The Hijab: License to Rape





 



I had a rather late epiphany the other day: The hijab—the various wraps and veils of clothing meant to cover the “walking vagina” (the hawra) in public—was developed as a way to mark out the non-Muslim women for Muslim men to help them identify which women are permissible to rape.

We who have been schooling ourselves in Islamic literacy know that this goes on in a de facto sense in, for example, the
banlieues of Paris and other French cities: in those largely Islamic ghetto areas, non-Muslim women, when they go out of the house, have taken to wearing some form of hijab in order to avoid getting gang-raped by Muslim men in the neighborhood.

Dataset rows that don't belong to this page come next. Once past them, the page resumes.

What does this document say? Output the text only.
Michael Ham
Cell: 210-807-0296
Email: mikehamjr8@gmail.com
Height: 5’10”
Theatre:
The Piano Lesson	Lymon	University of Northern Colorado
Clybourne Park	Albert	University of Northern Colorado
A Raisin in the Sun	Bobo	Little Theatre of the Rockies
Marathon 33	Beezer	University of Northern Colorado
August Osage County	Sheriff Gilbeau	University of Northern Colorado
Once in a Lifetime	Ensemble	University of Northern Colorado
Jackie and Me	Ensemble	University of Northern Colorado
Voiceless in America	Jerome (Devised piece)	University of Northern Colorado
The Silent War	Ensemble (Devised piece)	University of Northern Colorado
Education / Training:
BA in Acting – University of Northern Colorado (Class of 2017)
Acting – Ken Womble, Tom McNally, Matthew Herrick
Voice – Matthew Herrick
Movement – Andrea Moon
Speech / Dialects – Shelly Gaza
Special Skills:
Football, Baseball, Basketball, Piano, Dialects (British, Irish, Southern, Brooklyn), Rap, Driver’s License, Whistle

I had not, however, put two and two together until my recent epiphany.
This function of the hijab is not merely an expedient or some accidental by-product: it is its very essence: precisely to mark out that class of women that it is permissible to rape. The women wearing the hijab are protected (at least in theory), while the women not wearing it become fair game. The hijab is not merely a way Islam has devised to control the sexual depravity of Muslim men and thus protect Muslim women: it is also, and more importantly, a way to redirect that sexual depravity and satisfy it with a permissible object: the non-Muslim hawra.

The divine permission to rape is enshrined, among other places, in Koran 4:24, where God tells Muslim men which women are forbidden to be fucked and which are permitted to be fucked—and among the latter category are women owned by Muslim men—i.e., taken as slaves in battles against enemies.

One assumes that Islamic law over ensuing time has endowed that category with flexibility such that any non-Muslim women in any circumstance, whether in the Dar-al-Islam or in the Dar-al-Harb, are considered as enemy property rightfully owned by Muslim men, whether or not the men have acquired the maximum power, through jihad conquest, to be able to enslave them proudly and conspicuously.